En el caso enjuiciado no se da la conducta previa del prestamista base de una presumible condonación tácita de la deuda: sólo consta la inactividad de Banca Catalana y luego de BBVA durante seis años y medio (de octubre de 1997 a febrero de 2004) en la reclamación del crédito dinerario frente a su prestatario Dionisio , por lo demás ilocalizable desde el año 2002, pero no la realización frente a éste de acto alguno creador de una fundada expectativa de condonación o extinción de la deuda.

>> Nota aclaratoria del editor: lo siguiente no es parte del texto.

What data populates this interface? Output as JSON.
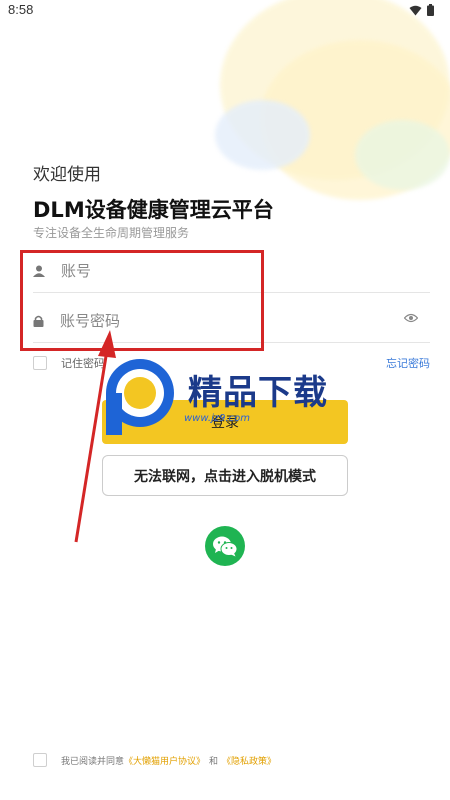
{
  "status_bar": {
    "time": "8:58"
  },
  "header": {
    "welcome": "欢迎使用",
    "title": "DLM设备健康管理云平台",
    "subtitle": "专注设备全生命周期管理服务"
  },
  "form": {
    "account_placeholder": "账号",
    "password_placeholder": "账号密码",
    "remember_label": "记住密码",
    "forgot_label": "忘记密码",
    "login_label": "登录",
    "offline_label": "无法联网，点击进入脱机模式"
  },
  "agreement": {
    "prefix": "我已阅读并同意",
    "user_agreement": "《大懒猫用户协议》",
    "and": "和",
    "privacy_policy": "《隐私政策》"
  },
  "watermark": {
    "text": "精品下载",
    "url": "www.jz9.com"
  },
  "colors": {
    "accent": "#f3c622",
    "link": "#3a7ad9",
    "wechat": "#1fb452",
    "annotation": "#d42626"
  },
  "icons": [
    "wifi-icon",
    "battery-icon",
    "user-icon",
    "lock-icon",
    "eye-icon",
    "wechat-icon"
  ]
}
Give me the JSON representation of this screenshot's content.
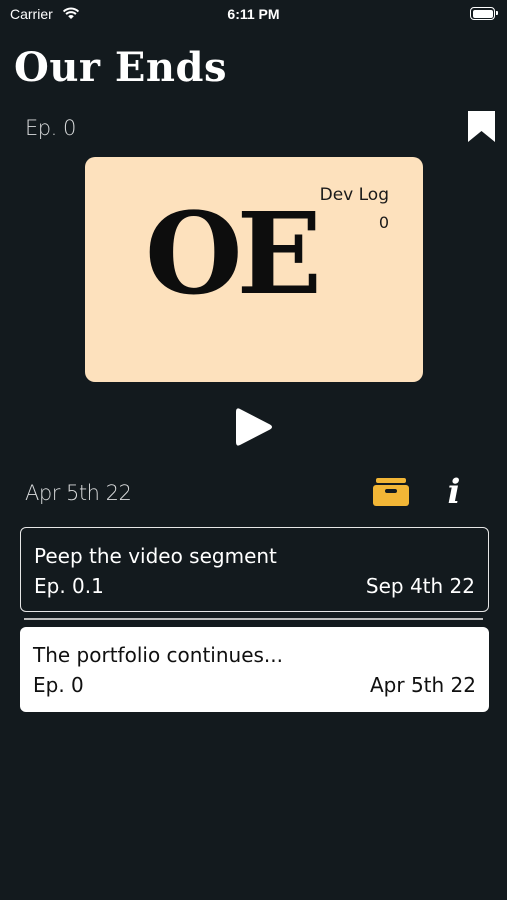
{
  "status_bar": {
    "carrier": "Carrier",
    "time": "6:11 PM"
  },
  "header": {
    "title": "Our Ends",
    "episode": "Ep. 0",
    "bookmark_icon": "bookmark-icon"
  },
  "artwork": {
    "caption_line1": "Dev Log",
    "caption_line2": "0",
    "logo_text": "OE",
    "background": "#fde1bd"
  },
  "player": {
    "play_icon": "play-icon",
    "date": "Apr 5th 22",
    "archive_icon": "archive-icon",
    "info_icon": "i",
    "archive_color": "#f2b636"
  },
  "episodes": [
    {
      "title": "Peep the video segment",
      "ep": "Ep. 0.1",
      "date": "Sep 4th 22"
    },
    {
      "title": "The portfolio continues...",
      "ep": "Ep. 0",
      "date": "Apr 5th 22"
    }
  ]
}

En tercer lugar, porque carece de fundamento la aplicación analógica de la regla contenida en el artículo 19.4 de la Ley 7/95 , de crédito al consumo, ya que la causa inspiradora de esa norma (protección del cliente bancario consumidor ante la concesión tácita de crédito en forma de descubierto en cuenta corriente) no guarda identidad de razón con la situación del prestatario que incumple la obligación de amortización del préstamo (en esa relación el prestatario conoce de antemano con total exactitud la penalidad económica que originará su incumplimiento contractual). Buena prueba de esa falta de identidad de razón (art. 4.1 CC ) es que la solución pretendidamente equitativa establecida por la sentencia apelada consiste en reconocer un interés de demora -teóricamente penalizador del que incumple- de cuantía inferior al remuneratorio pactado por las partes (14% o 16,39% TAEC), con lo que se consigue la perversa consecuencia de desincentivar el cumplimiento.

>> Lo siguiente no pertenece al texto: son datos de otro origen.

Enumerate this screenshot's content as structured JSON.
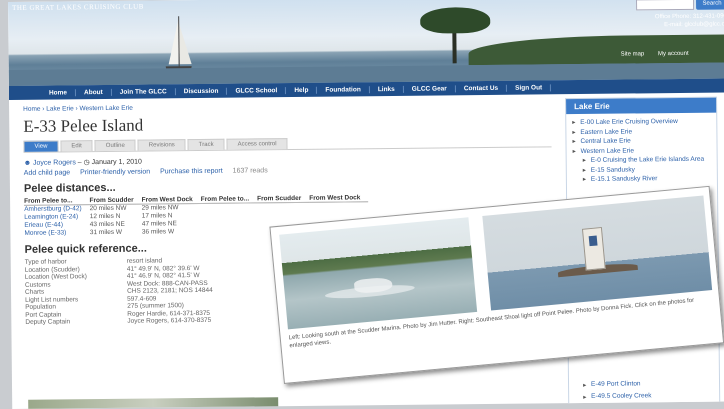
{
  "header": {
    "site_name": "THE GREAT LAKES CRUISING CLUB",
    "search_button": "Search",
    "office_phone": "Office Phone: 312-431-0904",
    "office_email": "E-mail: glcclub@glcc.org",
    "links": [
      "Site map",
      "My account"
    ]
  },
  "nav": [
    "Home",
    "About",
    "Join The GLCC",
    "Discussion",
    "GLCC School",
    "Help",
    "Foundation",
    "Links",
    "GLCC Gear",
    "Contact Us",
    "Sign Out"
  ],
  "breadcrumb": "Home › Lake Erie › Western Lake Erie",
  "page_title": "E-33 Pelee Island",
  "tabs": [
    "View",
    "Edit",
    "Outline",
    "Revisions",
    "Track",
    "Access control"
  ],
  "author": {
    "name": "Joyce Rogers",
    "date": "January 1, 2010"
  },
  "actions": {
    "add_child": "Add child page",
    "printer": "Printer-friendly version",
    "purchase": "Purchase this report",
    "reads": "1637 reads"
  },
  "distances": {
    "heading": "Pelee distances...",
    "columns": [
      "From Pelee to...",
      "From Scudder",
      "From West Dock",
      "From Pelee to...",
      "From Scudder",
      "From West Dock"
    ],
    "rows": [
      [
        "Amherstburg (D-42)",
        "20 miles NW",
        "29 miles NW",
        "",
        "",
        ""
      ],
      [
        "Leamington (E-24)",
        "12 miles N",
        "17 miles N",
        "",
        "",
        ""
      ],
      [
        "Erieau (E-44)",
        "43 miles NE",
        "47 miles NE",
        "",
        "",
        ""
      ],
      [
        "Monroe (E-33)",
        "31 miles W",
        "36 miles W",
        "",
        "",
        ""
      ]
    ]
  },
  "reference": {
    "heading": "Pelee quick reference...",
    "rows": [
      [
        "Type of harbor",
        "resort island"
      ],
      [
        "Location (Scudder)",
        "41° 49.9' N, 082° 39.6' W"
      ],
      [
        "Location (West Dock)",
        "41° 46.9' N, 082° 41.5' W"
      ],
      [
        "Customs",
        "West Dock: 888-CAN-PASS"
      ],
      [
        "Charts",
        "CHS 2123, 2181; NOS 14844"
      ],
      [
        "Light List numbers",
        "597.4-609"
      ],
      [
        "Population",
        "275 (summer 1500)"
      ],
      [
        "Port Captain",
        "Roger Hardie, 614-371-8375"
      ],
      [
        "Deputy Captain",
        "Joyce Rogers, 614-370-8375"
      ]
    ]
  },
  "sidebar": {
    "title": "Lake Erie",
    "items": [
      {
        "label": "E-00 Lake Erie Cruising Overview",
        "level": 0
      },
      {
        "label": "Eastern Lake Erie",
        "level": 0
      },
      {
        "label": "Central Lake Erie",
        "level": 0
      },
      {
        "label": "Western Lake Erie",
        "level": 0
      },
      {
        "label": "E-0 Cruising the Lake Erie Islands Area",
        "level": 1
      },
      {
        "label": "E-15 Sandusky",
        "level": 1
      },
      {
        "label": "E-15.1 Sandusky River",
        "level": 1
      }
    ],
    "bottom_items": [
      "E-49 Port Clinton",
      "E-49.5 Cooley Creek"
    ]
  },
  "overlay": {
    "caption": "Left: Looking south at the Scudder Marina. Photo by Jim Hutter. Right: Southeast Shoal light off Point Pelee. Photo by Donna Fick. Click on the photos for enlarged views."
  },
  "colors": {
    "brand_blue": "#1f4e8a",
    "accent_blue": "#3d7cc9",
    "link": "#2a5fa8"
  }
}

Por último, nótese que el demandado en ningún momento ha esgrimido que el interés moratorio convenido en la póliza sea por sí mismo nulo por usuario o inoponible por contravenir lo dispuesto en la disposición adicional primera, regla 3ª, de la Ley general para la defensa de los consumidores y usuarios, que proclama el carácter abusivo de las cláusulas que establecen "una indemnización desproporcionadamente alta al consumidor que no cumpla sus obligaciones", sino que su carácter excesivo lo ha vinculado en todo caso a la pasividad del prestamista en su reclamación durante largos años.

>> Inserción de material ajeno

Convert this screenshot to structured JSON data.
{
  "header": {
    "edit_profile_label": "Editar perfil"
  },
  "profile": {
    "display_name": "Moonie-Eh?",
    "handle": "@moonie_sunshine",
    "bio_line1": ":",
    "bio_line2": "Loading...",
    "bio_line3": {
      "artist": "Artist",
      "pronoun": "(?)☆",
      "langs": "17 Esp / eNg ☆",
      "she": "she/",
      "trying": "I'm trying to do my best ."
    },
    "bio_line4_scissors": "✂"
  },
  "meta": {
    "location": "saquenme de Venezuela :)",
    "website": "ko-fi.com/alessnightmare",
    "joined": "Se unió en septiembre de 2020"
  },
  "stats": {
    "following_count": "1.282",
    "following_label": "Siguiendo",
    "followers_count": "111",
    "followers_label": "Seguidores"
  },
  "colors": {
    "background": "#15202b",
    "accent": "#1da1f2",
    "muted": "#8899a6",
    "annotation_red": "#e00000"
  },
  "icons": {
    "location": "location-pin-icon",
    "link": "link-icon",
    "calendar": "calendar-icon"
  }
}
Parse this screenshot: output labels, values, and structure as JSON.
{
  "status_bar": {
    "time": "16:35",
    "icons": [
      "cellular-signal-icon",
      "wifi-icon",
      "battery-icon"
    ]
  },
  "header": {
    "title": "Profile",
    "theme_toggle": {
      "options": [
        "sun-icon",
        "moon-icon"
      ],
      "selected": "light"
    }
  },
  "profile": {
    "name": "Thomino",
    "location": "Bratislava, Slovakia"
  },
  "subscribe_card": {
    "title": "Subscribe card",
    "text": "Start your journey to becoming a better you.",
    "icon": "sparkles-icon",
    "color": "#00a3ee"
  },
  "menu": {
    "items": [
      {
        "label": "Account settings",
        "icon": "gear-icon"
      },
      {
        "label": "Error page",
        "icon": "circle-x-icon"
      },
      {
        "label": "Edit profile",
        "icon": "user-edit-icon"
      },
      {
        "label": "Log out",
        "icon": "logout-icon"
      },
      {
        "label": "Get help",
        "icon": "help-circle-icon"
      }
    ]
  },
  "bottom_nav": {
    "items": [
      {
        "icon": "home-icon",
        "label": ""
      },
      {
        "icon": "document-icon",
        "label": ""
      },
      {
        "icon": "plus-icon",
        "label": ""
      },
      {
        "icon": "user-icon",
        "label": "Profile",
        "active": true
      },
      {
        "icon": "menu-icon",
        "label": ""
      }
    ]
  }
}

SÉPTIMO.- Costas de las dos instancias.

La estimación íntegra de la demanda ha de comportar la imposición de las costas de la primera instancia al demandado (art. 394.1 LEC ), distribuyéndose las de alzada en función del éxito o fracaso de los recursos de cada uno de los litigantes (apartados 1 y 2 del artículo 398 LEC ).

Vistos los preceptos legales citados y demás de general y pertinente aplicación.

Fallo

Que con estimación del recurso de apelación interpuesto por BBVA y desestimando el interpuesto por Dionisio contra la sentencia de fecha 25 de julio de 2008 dictada por el Juzgado de 1ª Instancia número 7 de Gavà , en los autos de que el presente rollo dimana, debemos revocar y revocamos parcialmente la misma, en el sentido de condenar al demandado al pago de cuatro mil quinientos treinta y nueve con diecisiete euros (4.539,17 ?), más el interés moratorio convenido a partir del 21 de enero de 2004 y las costas de la primera instancia, sin hacer imposición de las costas originadas en la alzada por el recurso de la actora e imponiendo al demandado las ocasionadas por el suyo propio.

Y firme que sea esta resolución, devuélvanse los autos originales al Juzgado de su procedencia, con testimonio de la misma para su cumplimiento.

Así por esta nuestra sentencia, de la que se unirá certificación al rollo, lo pronunciamos, mandamos y firmamos.

PUBLICACIÓN.- En este día, y una vez firmada por todos los Magistrados que la han dictado, se da a la anterior sentencia la publicidad ordenada por la Constitución y las Leyes. DOY FE.